Utility to generate Bags for objects using Islandora's REST interface using either a command-line tool or via a batch-oriented queue. In addition, Islandora Bagger provides its own REST interface that allows population of the queue. Specific content is added to the Bag's data
directory and bag-info.txt
file using plugins. Bags are compliant with version 1.0 of the BagIt specification. If you want to allow your Islandora users to initiate the creation of Bags, install the Islandora Bagger Integration module.
This utility is for Islandora 8.x-1.x. For creating Bags for Islandora 7.x, use Islandora Fetch Bags.
- PHP 7.2 or higher
- composer
- Clone this git repository.
cd islandora_bagger
php composer.phar install
(or equivalent on your system, e.g.,./composer install
)- If you want to try Islandora Bagger's REST interface, you can install the Symfony Local Web Server. Note that this server is part of the Symfony binary, which is not required by Islandora Bagger otherwise.

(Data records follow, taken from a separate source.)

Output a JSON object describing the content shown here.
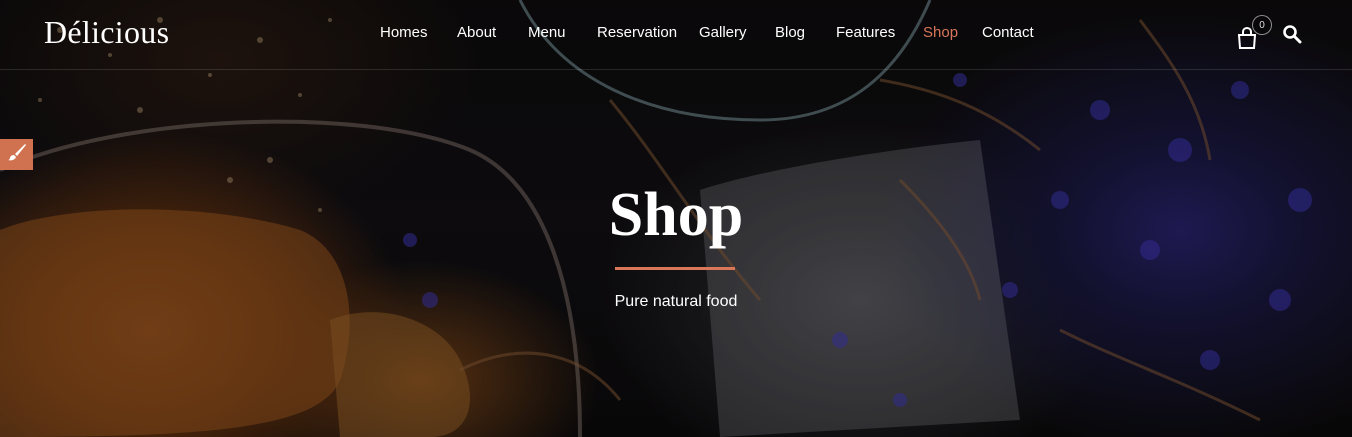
{
  "brand": {
    "logo_text": "Délicious"
  },
  "nav": {
    "items": [
      {
        "label": "Homes"
      },
      {
        "label": "About"
      },
      {
        "label": "Menu"
      },
      {
        "label": "Reservation"
      },
      {
        "label": "Gallery"
      },
      {
        "label": "Blog"
      },
      {
        "label": "Features"
      },
      {
        "label": "Shop"
      },
      {
        "label": "Contact"
      }
    ],
    "active": "Shop"
  },
  "cart": {
    "count": "0",
    "icon": "shopping-bag-icon"
  },
  "search": {
    "icon": "search-icon"
  },
  "customizer": {
    "icon": "paintbrush-icon"
  },
  "hero": {
    "title": "Shop",
    "subtitle": "Pure natural food"
  },
  "colors": {
    "accent": "#d8775a",
    "customizer_bg": "#d0714f",
    "text": "#ffffff"
  }
}
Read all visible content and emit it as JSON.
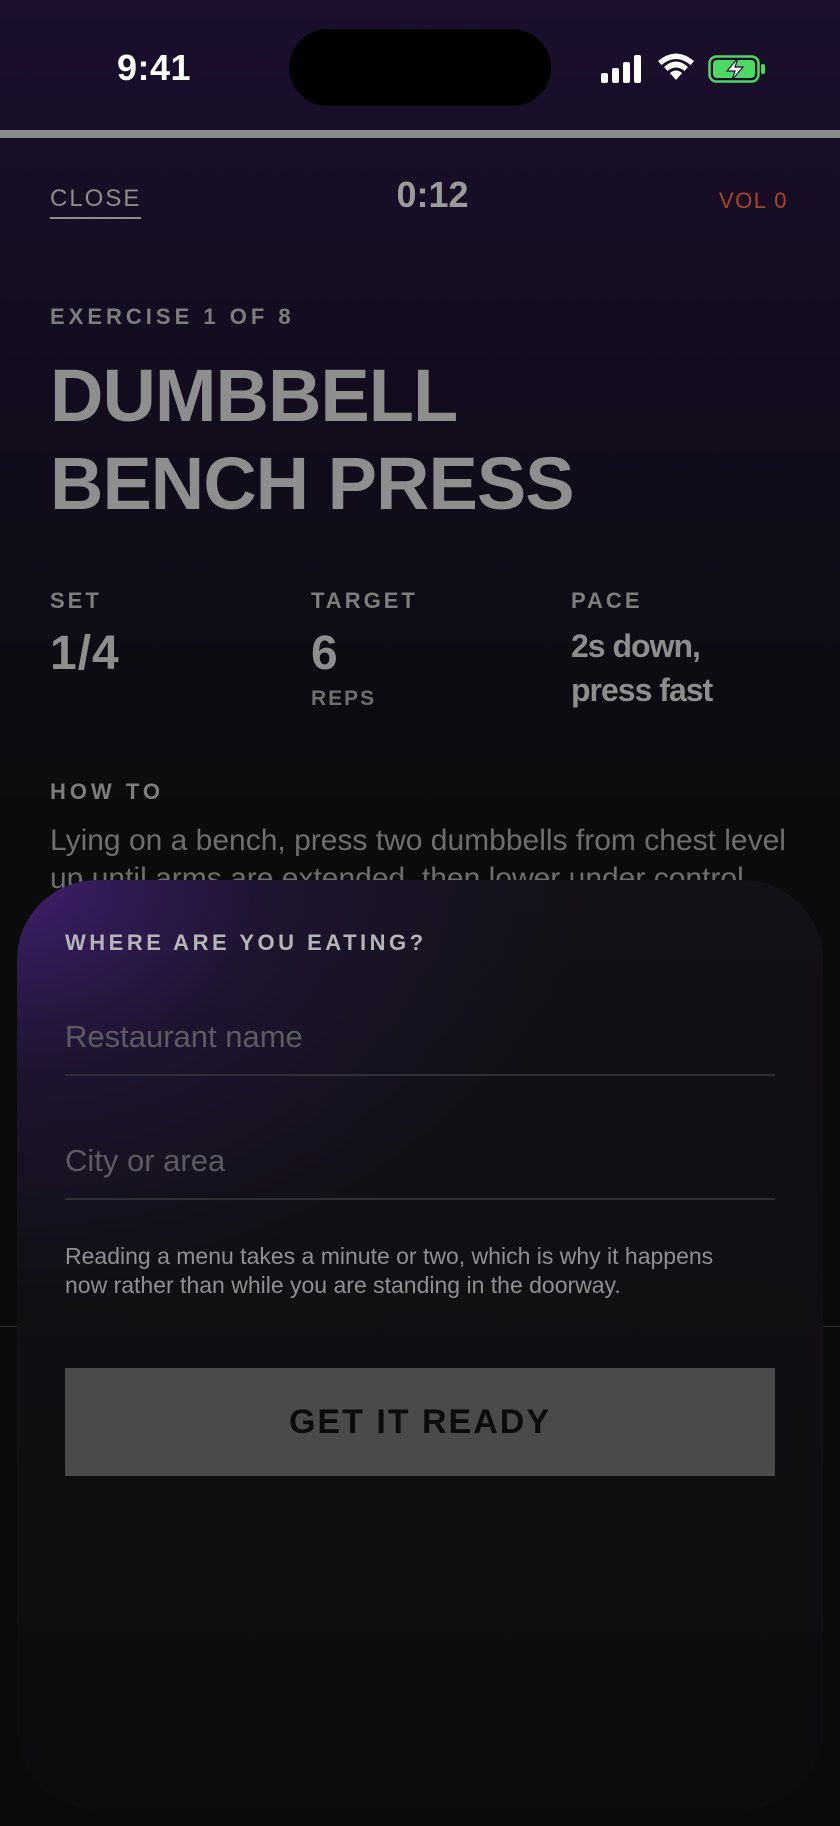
{
  "status_bar": {
    "time": "9:41",
    "icons": [
      "cellular-signal-icon",
      "wifi-icon",
      "battery-charging-icon"
    ],
    "battery_color": "#4cd964"
  },
  "workout": {
    "progress_fraction": 0.0,
    "close_label": "CLOSE",
    "timer": "0:12",
    "volume_label": "VOL 0",
    "exercise_count": "EXERCISE 1 OF 8",
    "exercise_title_line1": "DUMBBELL",
    "exercise_title_line2": "BENCH PRESS",
    "stats": {
      "set": {
        "label": "SET",
        "value": "1/4"
      },
      "target": {
        "label": "TARGET",
        "value": "6",
        "unit": "REPS"
      },
      "pace": {
        "label": "PACE",
        "value_line1": "2s down,",
        "value_line2": "press fast"
      }
    },
    "howto_label": "HOW TO",
    "howto_text": "Lying on a bench, press two dumbbells from chest level up until arms are extended, then lower under control."
  },
  "sheet": {
    "title": "WHERE ARE YOU EATING?",
    "restaurant_placeholder": "Restaurant name",
    "restaurant_value": "",
    "city_placeholder": "City or area",
    "city_value": "",
    "note": "Reading a menu takes a minute or two, which is why it happens now rather than while you are standing in the doorway.",
    "cta_label": "GET IT READY"
  },
  "colors": {
    "accent_volume": "#a8462b",
    "sheet_glow": "#402070",
    "cta_background": "#4a4a4a"
  }
}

Even though each Bag is created using options defined in its own configuration file (see next section), Islandora Bagger uses several application-wide configuration options defined in the parameters
section of config/services.yaml
.
You probably don't need to change app.queue.path
and app.location.log.path
since these specify default locations for some data files. However, if you are providing the ability for users to download serialized Bags, you will need to change the app.bag.download.prefix
parameter to the hostname/path to append to each Bag's filename as described in the "Making Bags downloadable" section below.
The command to generate a Bag takes two required parameters, --settings
and --node
. Assuming the configuration file is named sample_config.yml
, and the Drupal node ID you want to generate a Bag from is 112, the command would look like this:
./bin/console app:islandora_bagger:create_bag --settings=sample_config.yml --node=112
A third parameter, --extra
, is explained in the "Passing settings via the command line" section below.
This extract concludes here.